The plague has decimated Europe across the centuries, with waves of the disease resurging every few hundred years in pandemics—including the third pandemic of the plague, which began in the 19th century and is ongoing to this day.
The most famous wave of the plague, however, was the second—the Black Death, which killed 30 to 50 percent of the European population. And while it began in the 14th century, it resurged time and time again into the 18th century, leaving researchers with many questions: Where did these outbreaks begin? Why did it keep returning? And what happened to the plague in between resurgences?
Disease in hiding
Now, an international team led by the Max Planck Institute (MPI) for the Science of Human History in Jena, Germany may just have found some of those answers, because according to their research, the plague didn’t just die off—but hid somewhere on the European continent in between waves for hundreds of years.
According to the paper published in the journal eLife, the team extracted the plague’s DNA from the teeth of 10 of its victims, all of whom perished in the Great Plague of Marseille between 1720 and 1722. This plague outbreak is believed to be the last wave of medieval plague in Europe.

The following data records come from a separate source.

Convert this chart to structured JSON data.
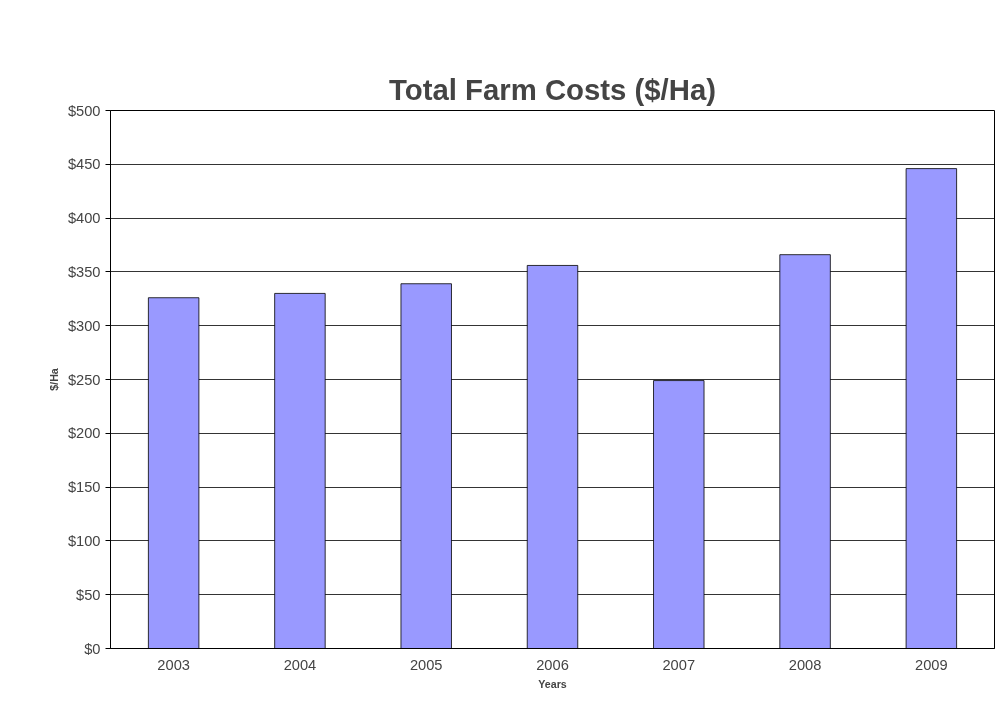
{
  "chart_data": {
    "type": "bar",
    "title": "Total Farm Costs ($/Ha)",
    "xlabel": "Years",
    "ylabel": "$/Ha",
    "categories": [
      "2003",
      "2004",
      "2005",
      "2006",
      "2007",
      "2008",
      "2009"
    ],
    "values": [
      326,
      330,
      339,
      356,
      249,
      366,
      446
    ],
    "color": "#9999ff",
    "ylim": [
      0,
      500
    ],
    "yticks": [
      {
        "value": 0,
        "label": "$0"
      },
      {
        "value": 50,
        "label": "$50"
      },
      {
        "value": 100,
        "label": "$100"
      },
      {
        "value": 150,
        "label": "$150"
      },
      {
        "value": 200,
        "label": "$200"
      },
      {
        "value": 250,
        "label": "$250"
      },
      {
        "value": 300,
        "label": "$300"
      },
      {
        "value": 350,
        "label": "$350"
      },
      {
        "value": 400,
        "label": "$400"
      },
      {
        "value": 450,
        "label": "$450"
      },
      {
        "value": 500,
        "label": "$500"
      }
    ],
    "grid": "y"
  }
}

However, it wasn’t an extraordinarily easy process. While the teeth preserved some of the plague’s DNA, each tooth only yielded fragments of the entire genome, leaving researchers to having to reconstruct the code. But it yielded surprising results.
“We faced a significant challenge in reconstructing these ancient genomes,” said computational analyst Alexander Herbig in a statement. “To our surprise, the 18th century plague seems to be a form that is no longer circulating, and it descends directly from the disease that entered Europe during the Black Death, several centuries earlier.”

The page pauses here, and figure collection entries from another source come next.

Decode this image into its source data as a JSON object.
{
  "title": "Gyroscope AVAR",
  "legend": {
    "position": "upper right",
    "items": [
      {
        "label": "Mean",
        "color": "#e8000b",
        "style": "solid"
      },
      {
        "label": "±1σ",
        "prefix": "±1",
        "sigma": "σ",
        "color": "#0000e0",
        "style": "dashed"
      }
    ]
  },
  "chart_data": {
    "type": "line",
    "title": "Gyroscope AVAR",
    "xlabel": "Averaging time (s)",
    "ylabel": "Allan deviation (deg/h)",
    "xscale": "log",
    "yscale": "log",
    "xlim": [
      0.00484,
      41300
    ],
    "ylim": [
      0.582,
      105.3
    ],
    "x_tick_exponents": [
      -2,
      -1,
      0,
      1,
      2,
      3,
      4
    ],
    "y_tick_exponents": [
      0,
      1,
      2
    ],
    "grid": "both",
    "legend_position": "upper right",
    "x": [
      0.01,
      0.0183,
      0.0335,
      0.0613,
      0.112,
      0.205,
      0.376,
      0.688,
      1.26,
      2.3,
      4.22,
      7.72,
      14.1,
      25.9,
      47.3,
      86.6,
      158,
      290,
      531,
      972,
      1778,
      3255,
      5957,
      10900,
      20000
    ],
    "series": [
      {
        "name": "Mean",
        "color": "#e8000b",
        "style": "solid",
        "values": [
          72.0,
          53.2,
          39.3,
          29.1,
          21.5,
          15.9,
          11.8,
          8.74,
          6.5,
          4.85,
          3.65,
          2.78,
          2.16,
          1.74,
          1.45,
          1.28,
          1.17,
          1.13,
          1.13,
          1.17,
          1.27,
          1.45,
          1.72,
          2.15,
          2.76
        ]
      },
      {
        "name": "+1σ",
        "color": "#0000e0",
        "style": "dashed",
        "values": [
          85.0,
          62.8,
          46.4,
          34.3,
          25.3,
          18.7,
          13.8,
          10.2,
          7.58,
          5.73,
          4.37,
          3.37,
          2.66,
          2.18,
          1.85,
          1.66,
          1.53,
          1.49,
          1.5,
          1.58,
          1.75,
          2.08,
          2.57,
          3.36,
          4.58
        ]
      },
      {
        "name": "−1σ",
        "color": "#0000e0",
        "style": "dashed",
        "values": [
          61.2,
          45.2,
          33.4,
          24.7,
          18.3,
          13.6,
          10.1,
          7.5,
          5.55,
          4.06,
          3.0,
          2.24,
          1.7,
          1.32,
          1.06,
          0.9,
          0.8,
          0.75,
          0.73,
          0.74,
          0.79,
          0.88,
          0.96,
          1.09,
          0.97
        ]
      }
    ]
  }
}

Thus, it appears that the plague that swept through Marseille is a now-extinct form, whose source is highly uncertain. There are many theories as to how the plague resurged over the centuries, ranging from trading ships bringing in more disease-carrying rats to there being a sort of “Bing Bang” of plague—in which the disease slammed Europe once from Asia and remained on the continent ever after.
The most logical theory
The first theory seems to fit well; the three separate plague pandemics (the Justinian, the Black Death, and the modern one) have been shown genetically to come from separate variations of the disease imported from Asia. And Marseille itself was an enormous trade hub in the Mediterranean, so the first theory—that the later Great Plague of Marseille was the result of a ship bringing the plague around again—would fit logically.

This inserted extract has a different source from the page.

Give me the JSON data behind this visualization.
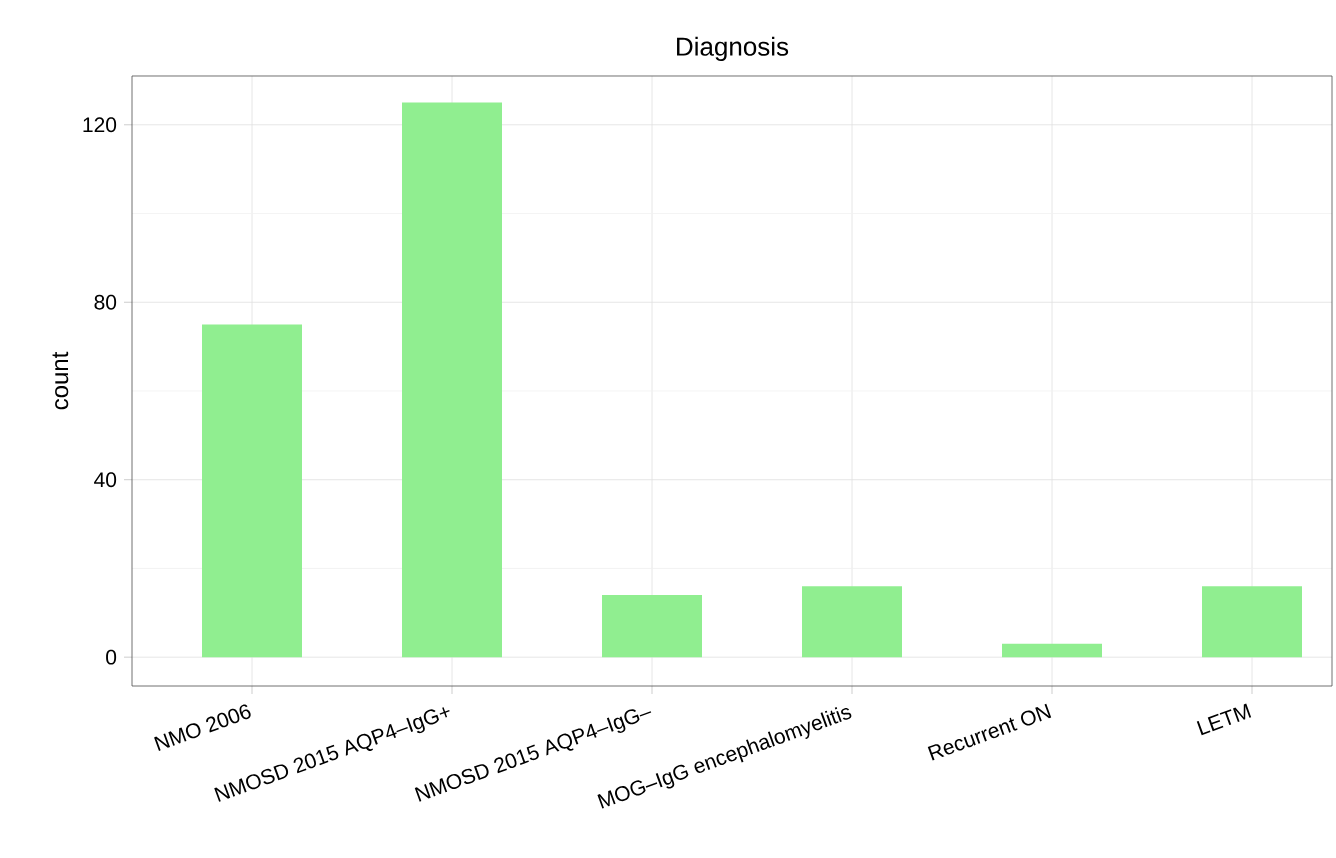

However, the lineage of Marseille’s plague is close to that of the original outbreak in the 14th century—showing that the Black Death didn’t truly die off in Europe in between outbreaks. Rather, the evidence points to the disease lying in wait in some yet-unidentified pool for four hundred years.
“It’s a chilling thought that plague might have once been hiding right around the corner throughout Europe, living in a host which is not known to us yet,” said Johannes Krause, director of the Department of Archaeogenetics at the MPI in Jena. “Future work might help us to identify the mysterious host species, its range and the reason for its disappearance”.